KR21: How is the debate about e-books different now from a year ago?
Caroline: “I think in some ways the debate hasn’t changed at all. Librarians have always been aware of the challenges posed by e-books, the unavailability, the restrictions, the prices. The pandemic brought these issues to a new level of urgency but it didn’t create them. What is different is people’s awareness of these issues, and I like to think the campaign can take a bit of credit for that!”
KR21: What skills have proven most useful?
Caroline: “Persistence, stubbornness and Twitter!”
Rachel: “All of the above. Plus I think we have all had to really exercise effective communication skills. The world of academic e-books is a complicated and confusing one (even for us sometimes!) and so we’ve had to find ways to get the issues across clearly to people who aren’t librarians. ”
KR21: What have you learnt as part of the process?
Caroline: “The difference individuals can make if they step up. The campaign has really taken off in a way none of us expected, and I think we could achieve so much more if we had the real active and vocal support of our sector bodies and institutions.
“Without wanting to be too controversial I also think it has highlighted a real failure of leadership and vision in UK sector bodies, across academic, public, research, health sectors, and how enmeshed the publishers are in so much of what we do. I think there’s been a real reluctance to ‘rock the boat’, to upset relations – even now the default position is ‘let’s talk, let’s negotiate’, which is laudable enough, but if it worked we wouldn’t have a need for a campaign like this! The reality is these publishers are big enough, rich enough and powerful enough to have libraries in a position of weakness, and the times when we have tried to negotiate and push back have been unsuccessful. No industry is going to voluntarily amend a highly profitable practice unless forced to, and asking nicely won’t work.”
Rachel: “Yes, it has been disappointing and frustrating at times to witness these sector bodies being reluctant to take action. If the people who are on the ground working in libraries are telling you there is a problem, then as a leader you should be listening.”
KR21: Can you see similar efforts taking place in other countries?
Caroline: “They already are. The Library Association of Ireland has picked up the ebookSOS baton and they are doing great things over there. It’s interesting, in a way, because the drive in Ireland seems very much directed from the top. Here in the UK it’s been much more grassroots and getting the sector bodies on board has been a real challenge.
“In America a number of states are trying to introduce legislation around e-books and libraries – mostly from a public library perspective. Still, any legislation to that effect will also benefit academic libraries. But they are getting a lot of pushback from publishers, so I don’t think it will be easy. There has been the beginnings of a Senate financial investigation as well, which is interesting.”
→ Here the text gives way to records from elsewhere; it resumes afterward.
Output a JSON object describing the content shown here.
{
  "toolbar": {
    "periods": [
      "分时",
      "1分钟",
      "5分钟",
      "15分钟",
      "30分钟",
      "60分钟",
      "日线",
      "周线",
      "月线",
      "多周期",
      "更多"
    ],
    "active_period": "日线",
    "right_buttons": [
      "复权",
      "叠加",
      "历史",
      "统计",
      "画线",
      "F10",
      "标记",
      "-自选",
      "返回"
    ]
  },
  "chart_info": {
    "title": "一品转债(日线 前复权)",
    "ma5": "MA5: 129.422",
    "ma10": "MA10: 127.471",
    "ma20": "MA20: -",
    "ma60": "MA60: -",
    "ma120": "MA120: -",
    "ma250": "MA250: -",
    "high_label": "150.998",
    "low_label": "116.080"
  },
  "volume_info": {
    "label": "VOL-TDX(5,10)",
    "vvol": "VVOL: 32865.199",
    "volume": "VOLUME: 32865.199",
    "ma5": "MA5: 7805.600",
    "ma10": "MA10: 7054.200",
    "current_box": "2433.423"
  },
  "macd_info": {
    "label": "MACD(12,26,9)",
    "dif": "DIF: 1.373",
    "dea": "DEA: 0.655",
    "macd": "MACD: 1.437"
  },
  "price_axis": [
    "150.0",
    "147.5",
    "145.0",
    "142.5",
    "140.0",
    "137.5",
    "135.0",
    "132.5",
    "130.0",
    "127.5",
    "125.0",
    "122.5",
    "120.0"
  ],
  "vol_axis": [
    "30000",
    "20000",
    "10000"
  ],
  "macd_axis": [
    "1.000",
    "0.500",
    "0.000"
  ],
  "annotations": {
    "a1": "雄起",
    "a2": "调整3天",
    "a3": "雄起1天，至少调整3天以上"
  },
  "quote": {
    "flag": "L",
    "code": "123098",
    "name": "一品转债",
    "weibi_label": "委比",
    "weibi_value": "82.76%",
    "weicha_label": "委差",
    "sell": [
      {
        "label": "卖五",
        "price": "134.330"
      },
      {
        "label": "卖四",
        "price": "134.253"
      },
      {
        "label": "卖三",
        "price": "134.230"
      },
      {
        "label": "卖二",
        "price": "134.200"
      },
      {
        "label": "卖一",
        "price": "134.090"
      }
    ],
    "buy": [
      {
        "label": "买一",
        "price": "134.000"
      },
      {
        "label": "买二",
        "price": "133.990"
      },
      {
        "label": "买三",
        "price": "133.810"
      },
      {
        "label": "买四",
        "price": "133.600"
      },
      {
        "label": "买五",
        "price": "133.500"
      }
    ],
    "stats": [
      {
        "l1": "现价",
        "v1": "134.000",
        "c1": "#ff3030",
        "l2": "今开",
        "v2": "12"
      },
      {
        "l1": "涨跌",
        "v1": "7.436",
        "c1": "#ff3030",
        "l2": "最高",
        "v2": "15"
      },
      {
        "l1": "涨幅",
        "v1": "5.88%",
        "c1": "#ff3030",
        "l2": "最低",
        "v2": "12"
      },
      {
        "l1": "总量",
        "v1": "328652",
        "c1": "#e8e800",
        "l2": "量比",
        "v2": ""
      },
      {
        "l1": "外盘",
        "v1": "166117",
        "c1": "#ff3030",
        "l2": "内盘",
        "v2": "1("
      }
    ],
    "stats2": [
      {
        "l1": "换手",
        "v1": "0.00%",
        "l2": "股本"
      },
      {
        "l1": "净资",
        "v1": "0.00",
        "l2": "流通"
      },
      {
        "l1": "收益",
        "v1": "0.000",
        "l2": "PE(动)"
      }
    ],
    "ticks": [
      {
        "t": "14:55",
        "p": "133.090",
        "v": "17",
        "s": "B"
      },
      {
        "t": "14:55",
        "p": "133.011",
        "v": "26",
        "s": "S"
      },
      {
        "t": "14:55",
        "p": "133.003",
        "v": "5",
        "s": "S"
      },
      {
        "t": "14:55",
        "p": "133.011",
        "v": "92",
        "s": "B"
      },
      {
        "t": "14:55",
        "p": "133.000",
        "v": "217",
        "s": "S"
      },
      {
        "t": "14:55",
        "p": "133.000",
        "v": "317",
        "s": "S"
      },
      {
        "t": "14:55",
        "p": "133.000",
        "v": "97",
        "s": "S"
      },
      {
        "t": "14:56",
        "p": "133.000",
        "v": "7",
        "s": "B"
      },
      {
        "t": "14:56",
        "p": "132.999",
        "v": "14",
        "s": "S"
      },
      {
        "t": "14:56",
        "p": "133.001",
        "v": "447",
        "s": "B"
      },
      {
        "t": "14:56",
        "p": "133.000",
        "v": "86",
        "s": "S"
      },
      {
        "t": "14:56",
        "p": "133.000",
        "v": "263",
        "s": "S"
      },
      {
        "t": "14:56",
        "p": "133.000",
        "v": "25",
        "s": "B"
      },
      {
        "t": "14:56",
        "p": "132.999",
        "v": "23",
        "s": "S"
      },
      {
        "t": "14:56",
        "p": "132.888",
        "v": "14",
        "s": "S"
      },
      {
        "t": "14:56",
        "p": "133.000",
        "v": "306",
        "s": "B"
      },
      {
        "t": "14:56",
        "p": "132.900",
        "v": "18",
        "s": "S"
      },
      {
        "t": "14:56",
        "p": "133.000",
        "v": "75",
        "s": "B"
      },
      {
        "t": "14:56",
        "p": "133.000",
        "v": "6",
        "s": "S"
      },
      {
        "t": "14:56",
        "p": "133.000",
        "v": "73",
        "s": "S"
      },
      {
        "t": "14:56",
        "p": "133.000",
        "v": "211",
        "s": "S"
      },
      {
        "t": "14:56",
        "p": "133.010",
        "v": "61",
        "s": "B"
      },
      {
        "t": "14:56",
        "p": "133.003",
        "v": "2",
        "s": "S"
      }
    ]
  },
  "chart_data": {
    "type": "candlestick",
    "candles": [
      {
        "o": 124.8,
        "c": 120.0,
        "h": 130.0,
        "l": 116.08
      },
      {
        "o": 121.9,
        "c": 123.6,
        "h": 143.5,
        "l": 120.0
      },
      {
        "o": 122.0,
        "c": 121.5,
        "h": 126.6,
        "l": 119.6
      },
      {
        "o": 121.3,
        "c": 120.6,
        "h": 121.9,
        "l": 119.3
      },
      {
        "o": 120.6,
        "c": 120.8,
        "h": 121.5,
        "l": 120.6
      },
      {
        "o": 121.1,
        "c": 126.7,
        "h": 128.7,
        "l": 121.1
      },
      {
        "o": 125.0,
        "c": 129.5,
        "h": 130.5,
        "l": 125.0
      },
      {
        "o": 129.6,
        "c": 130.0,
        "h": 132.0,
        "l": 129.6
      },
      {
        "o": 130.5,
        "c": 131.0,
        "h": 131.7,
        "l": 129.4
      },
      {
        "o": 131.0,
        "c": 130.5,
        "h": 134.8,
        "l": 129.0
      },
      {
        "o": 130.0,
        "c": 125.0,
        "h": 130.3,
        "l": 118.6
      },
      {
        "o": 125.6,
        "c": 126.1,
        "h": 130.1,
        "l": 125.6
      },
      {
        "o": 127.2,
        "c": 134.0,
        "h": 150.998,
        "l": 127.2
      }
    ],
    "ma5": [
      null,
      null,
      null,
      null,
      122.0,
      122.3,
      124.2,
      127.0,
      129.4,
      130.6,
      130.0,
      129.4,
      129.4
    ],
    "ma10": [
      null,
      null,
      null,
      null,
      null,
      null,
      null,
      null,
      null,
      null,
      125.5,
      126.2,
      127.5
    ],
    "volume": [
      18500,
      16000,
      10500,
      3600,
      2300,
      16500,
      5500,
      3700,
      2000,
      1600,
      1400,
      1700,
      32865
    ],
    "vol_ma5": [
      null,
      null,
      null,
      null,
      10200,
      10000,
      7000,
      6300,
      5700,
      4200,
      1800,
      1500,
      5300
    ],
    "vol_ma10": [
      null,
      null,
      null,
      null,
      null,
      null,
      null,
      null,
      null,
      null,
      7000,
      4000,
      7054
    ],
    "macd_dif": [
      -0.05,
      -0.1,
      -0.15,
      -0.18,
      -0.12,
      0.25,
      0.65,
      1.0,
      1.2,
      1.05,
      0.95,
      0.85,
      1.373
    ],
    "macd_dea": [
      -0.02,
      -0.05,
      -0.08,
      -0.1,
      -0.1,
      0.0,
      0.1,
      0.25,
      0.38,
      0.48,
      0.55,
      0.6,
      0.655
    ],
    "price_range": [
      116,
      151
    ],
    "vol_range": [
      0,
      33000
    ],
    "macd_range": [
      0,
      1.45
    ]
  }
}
Rachel: “In November 2021 we presented at a Special Libraries Association (SLA) webinar on the progress of the campaign. There were a number of attendees present from other European countries such as the Netherlands, who were very interested to hear about how we went about our campaign and what tips we could offer if they wanted to something similar. It is most definitely a global issue!”
Caroline: “The mailing list that we set up for discussion and announcements about the campaign also has members from around 15 different countries, which again highlights how international a concern this is.”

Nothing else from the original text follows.